Robert Pastor of American University said that North America does exist economically and socially, but not yet institutionally. Advancing North American integration, said Pastor, will require Canada and Mexico to keep the United States focused on its neighbors rather than a plethora of other foreign policy issues. Canada and Mexico have the added challenge of contending with elements of the U.S. media that perpetuate the myth that NAFTA is responsible for job losses in the United States and should distance itself from its neighbors as a result.
Pastor challenged the assertion that North American economic integration is increasing, noting that while the first seven years after NAFTA's implementation saw a rate of increase in continental trade of roughly 10 percent, the years since have seen the rate of trade between NAFTA members slow to approximately 3 percent.

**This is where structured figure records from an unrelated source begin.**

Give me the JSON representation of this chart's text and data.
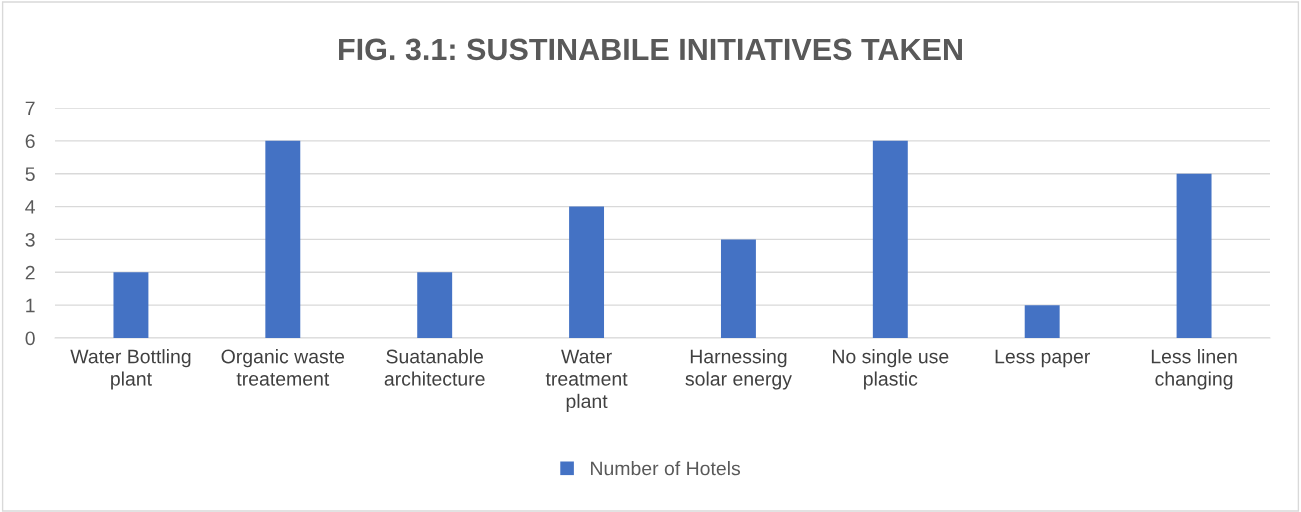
{
  "chart_data": {
    "type": "bar",
    "title": "FIG. 3.1: SUSTINABILE INITIATIVES TAKEN",
    "categories": [
      "Water Bottling\nplant",
      "Organic waste\ntreatement",
      "Suatanable\narchitecture",
      "Water\ntreatment\nplant",
      "Harnessing\nsolar energy",
      "No single use\nplastic",
      "Less paper",
      "Less linen\nchanging"
    ],
    "series": [
      {
        "name": "Number of Hotels",
        "color": "#4472c4",
        "values": [
          2,
          6,
          2,
          4,
          3,
          6,
          1,
          5
        ]
      }
    ],
    "ylim": [
      0,
      7
    ],
    "yticks": [
      0,
      1,
      2,
      3,
      4,
      5,
      6,
      7
    ],
    "grid": "y",
    "legend": "bottom"
  }
}
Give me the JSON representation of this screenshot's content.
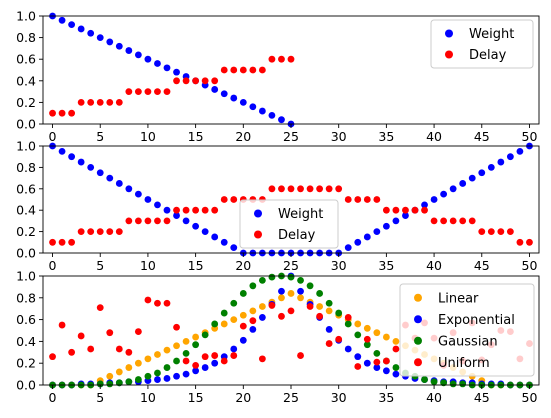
{
  "chart_data": [
    {
      "type": "scatter",
      "xlim": [
        -1,
        51
      ],
      "ylim": [
        0,
        1
      ],
      "xticks": [
        "0",
        "5",
        "10",
        "15",
        "20",
        "25",
        "30",
        "35",
        "40",
        "45",
        "50"
      ],
      "yticks": [
        "0.0",
        "0.2",
        "0.4",
        "0.6",
        "0.8",
        "1.0"
      ],
      "grid": false,
      "legend_position": "top-right",
      "series": [
        {
          "name": "Weight",
          "color": "#0000ff",
          "x": [
            0,
            1,
            2,
            3,
            4,
            5,
            6,
            7,
            8,
            9,
            10,
            11,
            12,
            13,
            14,
            15,
            16,
            17,
            18,
            19,
            20,
            21,
            22,
            23,
            24,
            25
          ],
          "y": [
            1.0,
            0.96,
            0.92,
            0.88,
            0.84,
            0.8,
            0.76,
            0.72,
            0.68,
            0.64,
            0.6,
            0.56,
            0.52,
            0.48,
            0.44,
            0.4,
            0.36,
            0.32,
            0.28,
            0.24,
            0.2,
            0.16,
            0.12,
            0.08,
            0.04,
            0.0
          ]
        },
        {
          "name": "Delay",
          "color": "#ff0000",
          "x": [
            0,
            1,
            2,
            3,
            4,
            5,
            6,
            7,
            8,
            9,
            10,
            11,
            12,
            13,
            14,
            15,
            16,
            17,
            18,
            19,
            20,
            21,
            22,
            23,
            24,
            25
          ],
          "y": [
            0.1,
            0.1,
            0.1,
            0.2,
            0.2,
            0.2,
            0.2,
            0.2,
            0.3,
            0.3,
            0.3,
            0.3,
            0.3,
            0.4,
            0.4,
            0.4,
            0.4,
            0.4,
            0.5,
            0.5,
            0.5,
            0.5,
            0.5,
            0.6,
            0.6,
            0.6
          ]
        }
      ]
    },
    {
      "type": "scatter",
      "xlim": [
        -1,
        51
      ],
      "ylim": [
        0,
        1
      ],
      "xticks": [
        "0",
        "5",
        "10",
        "15",
        "20",
        "25",
        "30",
        "35",
        "40",
        "45",
        "50"
      ],
      "yticks": [
        "0.0",
        "0.2",
        "0.4",
        "0.6",
        "0.8",
        "1.0"
      ],
      "grid": false,
      "legend_position": "bottom-center",
      "series": [
        {
          "name": "Weight",
          "color": "#0000ff",
          "x": [
            0,
            1,
            2,
            3,
            4,
            5,
            6,
            7,
            8,
            9,
            10,
            11,
            12,
            13,
            14,
            15,
            16,
            17,
            18,
            19,
            20,
            21,
            22,
            23,
            24,
            25,
            26,
            27,
            28,
            29,
            30,
            31,
            32,
            33,
            34,
            35,
            36,
            37,
            38,
            39,
            40,
            41,
            42,
            43,
            44,
            45,
            46,
            47,
            48,
            49,
            50
          ],
          "y": [
            1.0,
            0.95,
            0.9,
            0.85,
            0.8,
            0.75,
            0.7,
            0.65,
            0.6,
            0.55,
            0.5,
            0.45,
            0.4,
            0.35,
            0.3,
            0.25,
            0.2,
            0.15,
            0.1,
            0.05,
            0.0,
            0.0,
            0.0,
            0.0,
            0.0,
            0.0,
            0.0,
            0.0,
            0.0,
            0.0,
            0.0,
            0.05,
            0.1,
            0.15,
            0.2,
            0.25,
            0.3,
            0.35,
            0.4,
            0.45,
            0.5,
            0.55,
            0.6,
            0.65,
            0.7,
            0.75,
            0.8,
            0.85,
            0.9,
            0.95,
            1.0
          ]
        },
        {
          "name": "Delay",
          "color": "#ff0000",
          "x": [
            0,
            1,
            2,
            3,
            4,
            5,
            6,
            7,
            8,
            9,
            10,
            11,
            12,
            13,
            14,
            15,
            16,
            17,
            18,
            19,
            20,
            21,
            22,
            23,
            24,
            25,
            26,
            27,
            28,
            29,
            30,
            31,
            32,
            33,
            34,
            35,
            36,
            37,
            38,
            39,
            40,
            41,
            42,
            43,
            44,
            45,
            46,
            47,
            48,
            49,
            50
          ],
          "y": [
            0.1,
            0.1,
            0.1,
            0.2,
            0.2,
            0.2,
            0.2,
            0.2,
            0.3,
            0.3,
            0.3,
            0.3,
            0.3,
            0.4,
            0.4,
            0.4,
            0.4,
            0.4,
            0.5,
            0.5,
            0.5,
            0.5,
            0.5,
            0.6,
            0.6,
            0.6,
            0.6,
            0.6,
            0.6,
            0.6,
            0.6,
            0.5,
            0.5,
            0.5,
            0.5,
            0.4,
            0.4,
            0.4,
            0.4,
            0.4,
            0.3,
            0.3,
            0.3,
            0.3,
            0.3,
            0.2,
            0.2,
            0.2,
            0.2,
            0.1,
            0.1
          ]
        }
      ]
    },
    {
      "type": "scatter",
      "xlim": [
        -1,
        51
      ],
      "ylim": [
        0,
        1
      ],
      "xticks": [
        "0",
        "5",
        "10",
        "15",
        "20",
        "25",
        "30",
        "35",
        "40",
        "45",
        "50"
      ],
      "yticks": [
        "0.0",
        "0.2",
        "0.4",
        "0.6",
        "0.8",
        "1.0"
      ],
      "grid": false,
      "legend_position": "right",
      "series": [
        {
          "name": "Linear",
          "color": "#ffa500",
          "x": [
            0,
            1,
            2,
            3,
            4,
            5,
            6,
            7,
            8,
            9,
            10,
            11,
            12,
            13,
            14,
            15,
            16,
            17,
            18,
            19,
            20,
            21,
            22,
            23,
            24,
            25,
            26,
            27,
            28,
            29,
            30,
            31,
            32,
            33,
            34,
            35,
            36,
            37,
            38,
            39,
            40,
            41,
            42,
            43,
            44,
            45,
            46,
            47,
            48,
            49,
            50
          ],
          "y": [
            0,
            0,
            0,
            0,
            0,
            0.04,
            0.08,
            0.12,
            0.16,
            0.2,
            0.24,
            0.28,
            0.32,
            0.36,
            0.4,
            0.44,
            0.48,
            0.52,
            0.56,
            0.6,
            0.64,
            0.68,
            0.72,
            0.76,
            0.8,
            0.84,
            0.8,
            0.76,
            0.72,
            0.68,
            0.64,
            0.6,
            0.56,
            0.52,
            0.48,
            0.44,
            0.4,
            0.36,
            0.32,
            0.28,
            0.24,
            0.2,
            0.16,
            0.12,
            0.08,
            0.04,
            0,
            0,
            0,
            0,
            0
          ]
        },
        {
          "name": "Exponential",
          "color": "#0000ff",
          "x": [
            0,
            1,
            2,
            3,
            4,
            5,
            6,
            7,
            8,
            9,
            10,
            11,
            12,
            13,
            14,
            15,
            16,
            17,
            18,
            19,
            20,
            21,
            22,
            23,
            24,
            25,
            26,
            27,
            28,
            29,
            30,
            31,
            32,
            33,
            34,
            35,
            36,
            37,
            38,
            39,
            40,
            41,
            42,
            43,
            44,
            45,
            46,
            47,
            48,
            49,
            50
          ],
          "y": [
            0.0,
            0.0,
            0.0,
            0.01,
            0.01,
            0.01,
            0.02,
            0.02,
            0.03,
            0.03,
            0.04,
            0.05,
            0.06,
            0.08,
            0.1,
            0.13,
            0.16,
            0.2,
            0.26,
            0.33,
            0.41,
            0.51,
            0.62,
            0.74,
            0.86,
            1.0,
            0.86,
            0.74,
            0.62,
            0.51,
            0.41,
            0.33,
            0.26,
            0.2,
            0.16,
            0.13,
            0.1,
            0.08,
            0.06,
            0.05,
            0.04,
            0.03,
            0.03,
            0.02,
            0.02,
            0.01,
            0.01,
            0.01,
            0.0,
            0.0,
            0.0
          ]
        },
        {
          "name": "Gaussian",
          "color": "#008000",
          "x": [
            0,
            1,
            2,
            3,
            4,
            5,
            6,
            7,
            8,
            9,
            10,
            11,
            12,
            13,
            14,
            15,
            16,
            17,
            18,
            19,
            20,
            21,
            22,
            23,
            24,
            25,
            26,
            27,
            28,
            29,
            30,
            31,
            32,
            33,
            34,
            35,
            36,
            37,
            38,
            39,
            40,
            41,
            42,
            43,
            44,
            45,
            46,
            47,
            48,
            49,
            50
          ],
          "y": [
            0.0,
            0.0,
            0.0,
            0.0,
            0.0,
            0.01,
            0.01,
            0.02,
            0.03,
            0.05,
            0.08,
            0.11,
            0.16,
            0.22,
            0.29,
            0.37,
            0.46,
            0.56,
            0.66,
            0.75,
            0.84,
            0.91,
            0.96,
            0.99,
            1.0,
            0.99,
            0.96,
            0.91,
            0.84,
            0.75,
            0.66,
            0.56,
            0.46,
            0.37,
            0.29,
            0.22,
            0.16,
            0.11,
            0.08,
            0.05,
            0.03,
            0.02,
            0.01,
            0.01,
            0.0,
            0.0,
            0.0,
            0.0,
            0.0,
            0.0,
            0.0
          ]
        },
        {
          "name": "Uniform",
          "color": "#ff0000",
          "x": [
            0,
            1,
            2,
            3,
            4,
            5,
            6,
            7,
            8,
            9,
            10,
            11,
            12,
            13,
            14,
            15,
            16,
            17,
            18,
            19,
            20,
            21,
            22,
            23,
            24,
            25,
            26,
            27,
            28,
            29,
            30,
            31,
            32,
            33,
            34,
            35,
            36,
            37,
            38,
            39,
            40,
            41,
            42,
            43,
            44,
            45,
            46,
            47,
            48,
            49,
            50
          ],
          "y": [
            0.26,
            0.55,
            0.3,
            0.45,
            0.33,
            0.71,
            0.48,
            0.33,
            0.3,
            0.49,
            0.78,
            0.75,
            0.75,
            0.53,
            0.22,
            0.18,
            0.26,
            0.27,
            0.22,
            0.27,
            0.54,
            0.59,
            0.24,
            0.73,
            0.63,
            0.68,
            0.27,
            0.72,
            0.63,
            0.38,
            0.42,
            0.62,
            0.17,
            0.42,
            0.21,
            0.22,
            0.33,
            0.55,
            0.43,
            0.57,
            0.43,
            0.18,
            0.48,
            0.22,
            0.57,
            0.23,
            0.37,
            0.5,
            0.49,
            0.24,
            0.38
          ]
        }
      ]
    }
  ]
}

Travel across the border has also declined by nearly 50 percent since 2001. Pastor offered several reasons for the continuing slowdown in continental trade: increased security at the borders that has reduced commerce since 2001; immigration and drug trafficking issues that have led the United States to view Mexico as a problem rather than a partner; China's emergence in the North American market; and little movement or desire among NAFTA members to improve and modernize its continental free trade agreement.

Pastor argued that while a continental market and North American society have indeed emerged since NAFTA, particularly in the border regions, the establishment of North American institutions has failed to keep pace with this development. According to Pastor, though European style institutions may not work for North America, some form of institutional continental governance would serve to benefit Canada, the United States, and Mexico.